I was very intrigued when I chanced upon a news item that a single folio from an illustrated manuscript of the Shahnama, the national epic of Iran, was recently sold at an art auction in England for more than seven million pounds. That is a serious amount of money. I knew something about that particular Shahnama copy, having seen some images from it in published histories, and having admired these, but truly speaking, I did not know a great deal.
That it was referred to often as the Houghton Shahnama was something I definitely knew but suddenly I wanted to get close to it, well beyond the title of the painting which had fetched that price: "Faridun in the Guise of a Dragon tests his Sons".
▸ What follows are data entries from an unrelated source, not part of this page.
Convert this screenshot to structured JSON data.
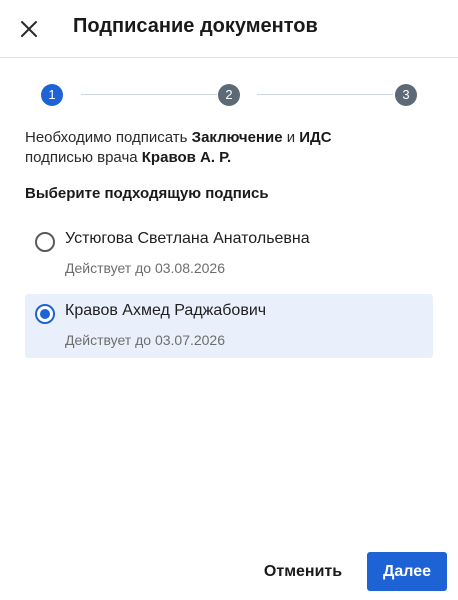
{
  "dialog": {
    "title": "Подписание документов",
    "close_icon": "close-icon"
  },
  "stepper": {
    "steps": [
      "1",
      "2",
      "3"
    ],
    "active_step": 1
  },
  "info": {
    "prefix": "Необходимо подписать ",
    "doc1": "Заключение",
    "and": " и ",
    "doc2": "ИДС",
    "middle": " подписью врача ",
    "doctor": "Кравов А. Р."
  },
  "signature_select": {
    "heading": "Выберите подходящую подпись",
    "options": [
      {
        "name": "Устюгова Светлана Анатольевна",
        "validity": "Действует до 03.08.2026",
        "selected": false
      },
      {
        "name": "Кравов Ахмед Раджабович",
        "validity": "Действует до 03.07.2026",
        "selected": true
      }
    ]
  },
  "footer": {
    "cancel_label": "Отменить",
    "next_label": "Далее"
  },
  "colors": {
    "accent": "#1d63d6",
    "step_inactive": "#5c6a78",
    "selected_bg": "#eaf0fb"
  }
}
What I learnt was fascinating, for there was in the accounts a whole history of the travels of that manuscript: who commissioned it, how it went from the original patron first to one owner, then to another, how it was dispersed, how many folios of it reached some museum/s and others which landed up in the hands of different collectors. This particular folio with the price tag I have mentioned was picked up by an anonymous buyer but the guess is that it is now in a museum of Islamic art in one of the oil-rich Sheikhdoms of the Arab world.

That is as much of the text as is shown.